Ally Venable – Texas Honey | Album Review

Ally Venable – Texas Honey

Ruf Records 1267

11 songs – 38 minutes

www.allyvenable.com

Barely out of her teens and based out of Kilgore, Texas, guitarist/vocalist Ally Venable has been making quite a splash in the Lone Star State since debuting at age 12. Now just a few months into her 20s, she enlisted guitar slinger Mike Zito to produce this disc and fellow axe man Eric Gales to make a guest appearance.

Long before she released her first album, No Glass Shoes, in 2016, after growing up singing in church and listening to Stevie Ray Vaughan, Miranda Lambert and other fellow Texan firebrands, the blues rocker was making waves. She’s a five-time winner of the East Texas Music Awards, capturing top honors twice each as female guitarist and band of the year and another for best album

Her debut release placed in 16th position on the Blues Music Reports electric blues charts, and her second release, last year’s Puppet Show, debuted at No. 7 on Billboard’s blues listings and finished the year in the top ten on iTunes charts. A longhaired stunner, she’s made a major impact touring in support of Gales and Lance Lopez

Like the title infers, Venable’s pipes are pure Texas honey, but her incendiary fretwork packs quite a sting as she fronts a power trio anchored by Bobby Wallace on bass and Elijah Owings on percussion. Lewis Stephens contributes keyboards throughout this disc, which was recorded at Marz Studios in Nederland, Texas. Zito lends a hand on slide and rhythm guitars on three cuts and backing vocals on a fourth while Gales adds his guitar and singing talents on another.

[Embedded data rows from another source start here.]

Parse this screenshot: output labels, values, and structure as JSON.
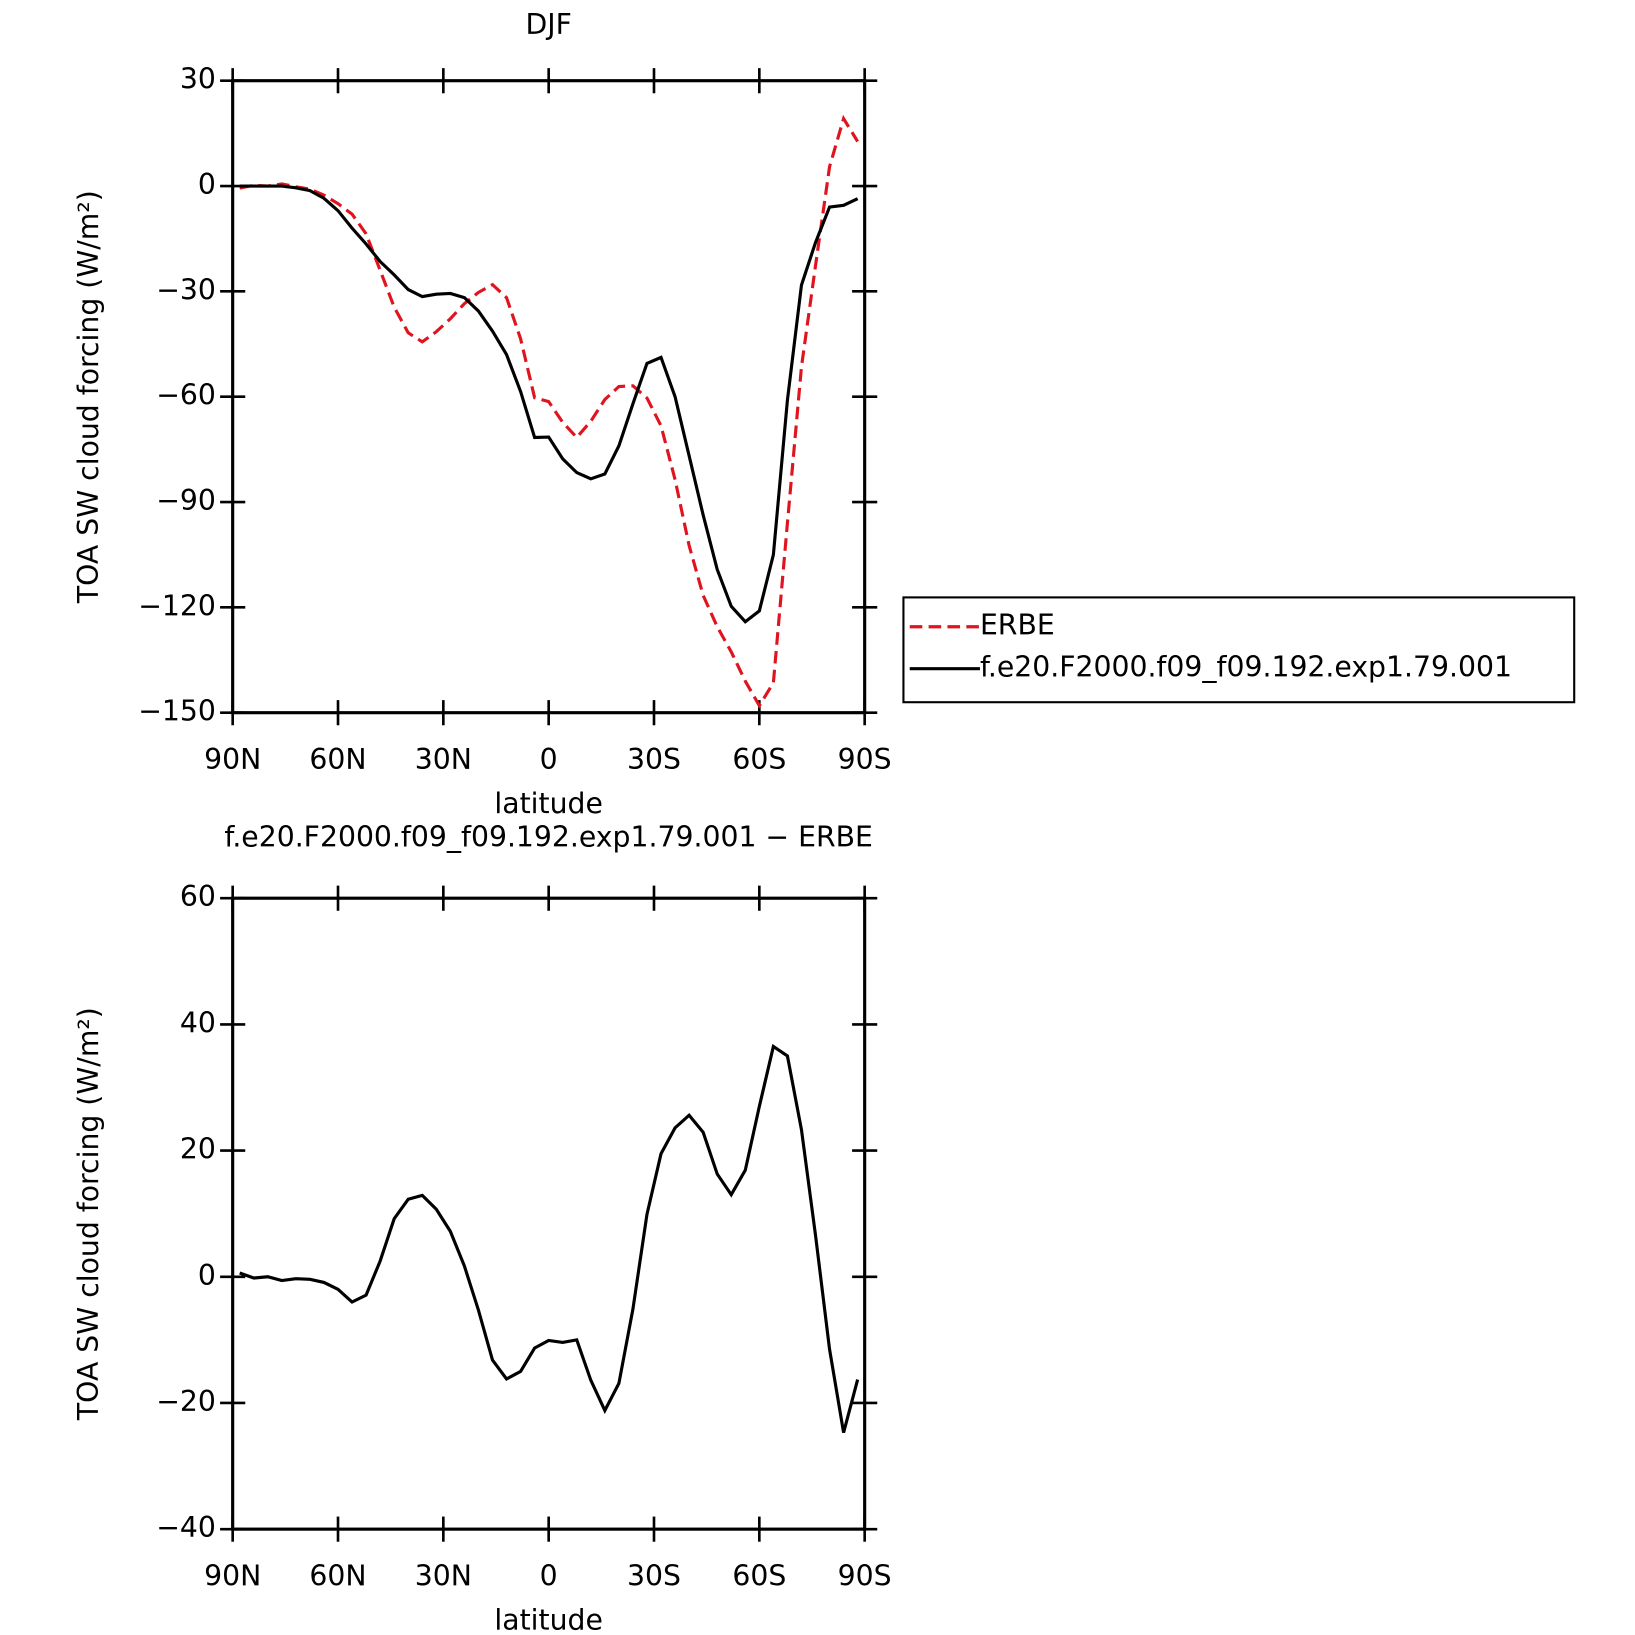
{
  "chart_data": [
    {
      "type": "line",
      "title": "DJF",
      "x_label": "latitude",
      "y_label": "TOA SW cloud forcing (W/m²)",
      "xlim": [
        90,
        -90
      ],
      "xticks": [
        {
          "value": 90,
          "label": "90N"
        },
        {
          "value": 60,
          "label": "60N"
        },
        {
          "value": 30,
          "label": "30N"
        },
        0,
        {
          "value": -30,
          "label": "30S"
        },
        {
          "value": -60,
          "label": "60S"
        },
        {
          "value": -90,
          "label": "90S"
        }
      ],
      "ylim": [
        -150,
        30
      ],
      "yticks": [
        30,
        0,
        {
          "value": -30,
          "label": "−30"
        },
        {
          "value": -60,
          "label": "−60"
        },
        {
          "value": -90,
          "label": "−90"
        },
        {
          "value": -120,
          "label": "−120"
        },
        {
          "value": -150,
          "label": "−150"
        }
      ],
      "legend": "right",
      "grid": false,
      "x": [
        88,
        84,
        80,
        76,
        72,
        68,
        64,
        60,
        56,
        52,
        48,
        44,
        40,
        36,
        32,
        28,
        24,
        20,
        16,
        12,
        8,
        4,
        0,
        -4,
        -8,
        -12,
        -16,
        -20,
        -24,
        -28,
        -32,
        -36,
        -40,
        -44,
        -48,
        -52,
        -56,
        -60,
        -64,
        -68,
        -72,
        -76,
        -80,
        -84,
        -88
      ],
      "series": [
        {
          "name": "ERBE",
          "color": "#e0141e",
          "linestyle": "dashed",
          "values": [
            -0.6,
            0.2,
            0,
            0.6,
            -0.2,
            -0.9,
            -2.6,
            -5,
            -8,
            -13.6,
            -24,
            -34.5,
            -41.8,
            -44.4,
            -41.5,
            -37.8,
            -33.5,
            -30.3,
            -28.1,
            -31.8,
            -43.5,
            -60.3,
            -61.4,
            -67.3,
            -71.6,
            -67,
            -60.8,
            -57.1,
            -56.9,
            -60.4,
            -68.3,
            -83.6,
            -102.4,
            -116.6,
            -125.5,
            -132.7,
            -141,
            -148,
            -141.5,
            -96,
            -51.5,
            -22.7,
            5.5,
            19.2,
            12.7
          ]
        },
        {
          "name": "f.e20.F2000.f09_f09.192.exp1.79.001",
          "color": "#000000",
          "linestyle": "solid",
          "values": [
            0,
            0,
            0,
            0,
            -0.5,
            -1.3,
            -3.5,
            -7,
            -12,
            -16.5,
            -21.5,
            -25.3,
            -29.5,
            -31.5,
            -30.8,
            -30.6,
            -31.8,
            -35.6,
            -41.3,
            -48,
            -58.5,
            -71.6,
            -71.5,
            -77.7,
            -81.6,
            -83.4,
            -82,
            -74,
            -62,
            -50.5,
            -48.8,
            -60,
            -76.8,
            -93.7,
            -109.2,
            -119.7,
            -124.1,
            -121,
            -105,
            -61,
            -28.2,
            -16.1,
            -6,
            -5.5,
            -3.6
          ]
        }
      ]
    },
    {
      "type": "line",
      "title": "f.e20.F2000.f09_f09.192.exp1.79.001 − ERBE",
      "x_label": "latitude",
      "y_label": "TOA SW cloud forcing (W/m²)",
      "xlim": [
        90,
        -90
      ],
      "xticks": [
        {
          "value": 90,
          "label": "90N"
        },
        {
          "value": 60,
          "label": "60N"
        },
        {
          "value": 30,
          "label": "30N"
        },
        0,
        {
          "value": -30,
          "label": "30S"
        },
        {
          "value": -60,
          "label": "60S"
        },
        {
          "value": -90,
          "label": "90S"
        }
      ],
      "ylim": [
        -40,
        60
      ],
      "yticks": [
        60,
        40,
        20,
        0,
        {
          "value": -20,
          "label": "−20"
        },
        {
          "value": -40,
          "label": "−40"
        }
      ],
      "grid": false,
      "x": [
        88,
        84,
        80,
        76,
        72,
        68,
        64,
        60,
        56,
        52,
        48,
        44,
        40,
        36,
        32,
        28,
        24,
        20,
        16,
        12,
        8,
        4,
        0,
        -4,
        -8,
        -12,
        -16,
        -20,
        -24,
        -28,
        -32,
        -36,
        -40,
        -44,
        -48,
        -52,
        -56,
        -60,
        -64,
        -68,
        -72,
        -76,
        -80,
        -84,
        -88
      ],
      "series": [
        {
          "color": "#000000",
          "linestyle": "solid",
          "values": [
            0.6,
            -0.2,
            0,
            -0.6,
            -0.3,
            -0.4,
            -0.9,
            -2,
            -4,
            -2.9,
            2.5,
            9.2,
            12.3,
            12.9,
            10.7,
            7.2,
            1.7,
            -5.3,
            -13.2,
            -16.2,
            -15,
            -11.3,
            -10.1,
            -10.4,
            -10,
            -16.4,
            -21.2,
            -16.9,
            -5.1,
            9.9,
            19.5,
            23.6,
            25.6,
            22.9,
            16.3,
            13,
            16.9,
            27,
            36.5,
            35,
            23.3,
            6.6,
            -11.5,
            -24.7,
            -16.3
          ]
        }
      ]
    }
  ]
}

Despite their presence, however, Venable is unquestionably the star throughout this collection of nine originals.

“Nowhere To Hide” powers out of the gate with a stop-time guitar run as Ally comes face-to-face with her own cold heart and the trouble it brings, noting: “I don’t know/What’s got a hold of me./But it’s something that/I can’t keep under my sleeve.” The intensity continues for before “Broken,” the realization that the uncaring attitude she displayed in dealing with a cheating lover was nothing but a sham.

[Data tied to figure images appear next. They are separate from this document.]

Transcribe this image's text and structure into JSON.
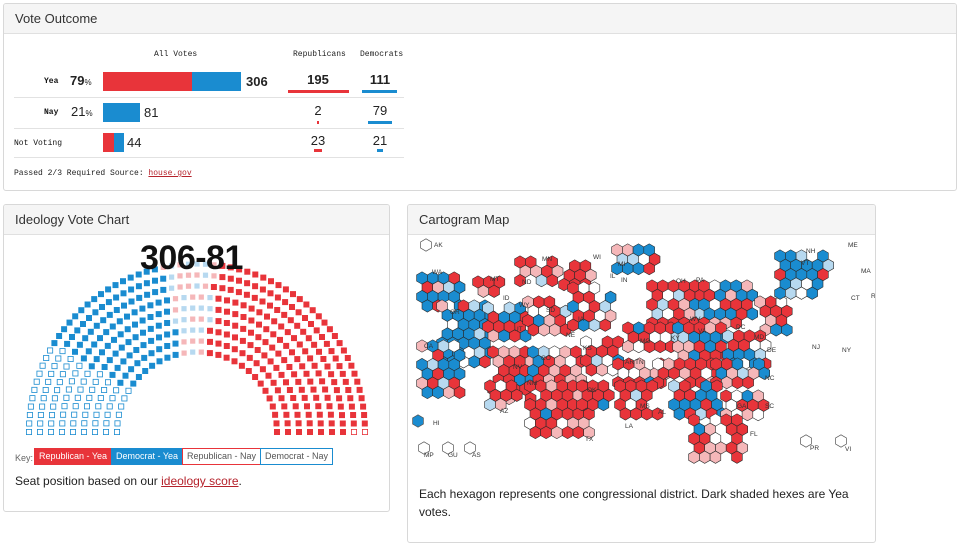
{
  "vote_outcome": {
    "title": "Vote Outcome",
    "columns": {
      "all": "All Votes",
      "rep": "Republicans",
      "dem": "Democrats"
    },
    "rows": [
      {
        "label": "Yea",
        "pct": "79",
        "pct_suffix": "%",
        "total": "306",
        "rep": "195",
        "dem": "111",
        "rep_share": 0.637,
        "dem_share": 0.363
      },
      {
        "label": "Nay",
        "pct": "21",
        "pct_suffix": "%",
        "total": "81",
        "rep": "2",
        "dem": "79",
        "rep_share": 0.025,
        "dem_share": 0.975
      },
      {
        "label": "Not Voting",
        "total": "44",
        "rep": "23",
        "dem": "21",
        "rep_share": 0.523,
        "dem_share": 0.477
      }
    ],
    "footnote": {
      "text": "Passed  2/3 Required  Source: ",
      "link": "house.gov"
    }
  },
  "ideology": {
    "title": "Ideology Vote Chart",
    "score": "306-81",
    "key_label": "Key:",
    "legend": [
      "Republican - Yea",
      "Democrat - Yea",
      "Republican - Nay",
      "Democrat - Nay"
    ],
    "note_prefix": "Seat position based on our ",
    "note_link": "ideology score",
    "note_suffix": "."
  },
  "cartogram": {
    "title": "Cartogram Map",
    "states": [
      "AK",
      "ME",
      "NH",
      "VT",
      "MA",
      "RI",
      "CT",
      "WA",
      "MT",
      "ND",
      "MN",
      "WI",
      "MI",
      "IL",
      "IN",
      "OH",
      "PA",
      "NY",
      "NJ",
      "DE",
      "MD",
      "DC",
      "WV",
      "VA",
      "KY",
      "TN",
      "NC",
      "SC",
      "GA",
      "FL",
      "AL",
      "MS",
      "LA",
      "AR",
      "MO",
      "IA",
      "NE",
      "SD",
      "WY",
      "ID",
      "OR",
      "CA",
      "NV",
      "UT",
      "CO",
      "AZ",
      "NM",
      "KS",
      "OK",
      "TX",
      "HI",
      "MP",
      "GU",
      "AS",
      "PR",
      "VI"
    ],
    "note": "Each hexagon represents one congressional district. Dark shaded hexes are Yea votes."
  },
  "colors": {
    "republican": "#e8343a",
    "democrat": "#1a8cd0",
    "republican_light": "#f5b7b9",
    "democrat_light": "#b7d9f0"
  }
}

The self-descriptive title tune, “Texas Honey,” is up next. It’s a cautionary stop-time pleaser that warns: “I’m gonna take all your sugar/I’m gonna take all your money/Cause there ain’t nothing sweet about/This Texas honey.” Zito makes his first appearance to help out on the ballad “Blind To Bad Love,” the realization that, like practically everyone else, Ally wants something or someone she can’t get.

Gales joins the action for “Come And Take It,” a steady-moving rocker that advises a wary prospective lover that he’d better come and take her – if he’s man enough. A cover of Stevie Ray’s “Love Struck Baby” before Zito gets space to shine on “One-Sided Misunderstanding,” which describes the ashes left at the end of a romance.

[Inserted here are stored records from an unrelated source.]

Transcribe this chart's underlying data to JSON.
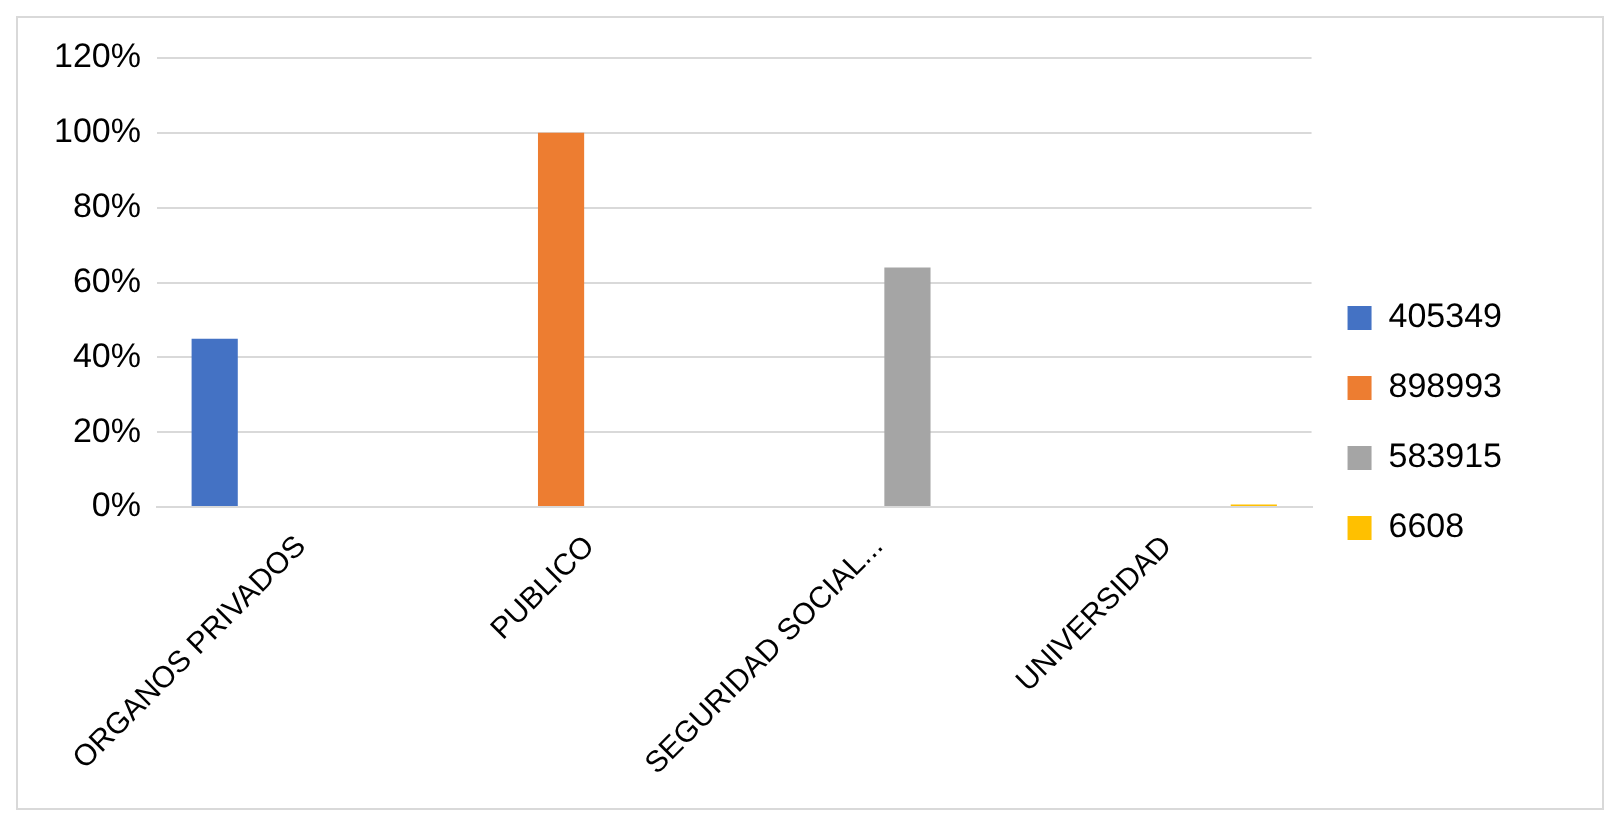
{
  "chart_data": {
    "type": "bar",
    "categories": [
      "ORGANOS PRIVADOS",
      "PUBLICO",
      "SEGURIDAD SOCIAL...",
      "UNIVERSIDAD"
    ],
    "series": [
      {
        "name": "405349",
        "color": "#4472c4",
        "values": [
          45,
          null,
          null,
          null
        ]
      },
      {
        "name": "898993",
        "color": "#ed7d31",
        "values": [
          null,
          100,
          null,
          null
        ]
      },
      {
        "name": "583915",
        "color": "#a5a5a5",
        "values": [
          null,
          null,
          64,
          null
        ]
      },
      {
        "name": "6608",
        "color": "#ffc000",
        "values": [
          null,
          null,
          null,
          0.7
        ]
      }
    ],
    "ylim": [
      0,
      120
    ],
    "yticks": [
      {
        "value": 0,
        "label": "0%"
      },
      {
        "value": 20,
        "label": "20%"
      },
      {
        "value": 40,
        "label": "40%"
      },
      {
        "value": 60,
        "label": "60%"
      },
      {
        "value": 80,
        "label": "80%"
      },
      {
        "value": 100,
        "label": "100%"
      },
      {
        "value": 120,
        "label": "120%"
      }
    ],
    "grid": "y",
    "legend": "right"
  }
}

“White Flag,” which follows, confronts a repeated liar with the warning that it’s time to surrender, a message that continues in “Long Way Home,” which advises that it’s time for him to hit the road, a theme delivered from another point of view in “Running After You,” which states that, if he goes, Ally won’t follow. The album closes with a loping, bluesy take on “Careless Love,” the jazz standard first popularized by Buddy Bolden in New Orleans at the turn of the 20th Century.

Available through most major retailers, Texas Honey, is sweet to the core if you love blues rock that sticks close to the root. A powerful performance from a true young star on the ascendant.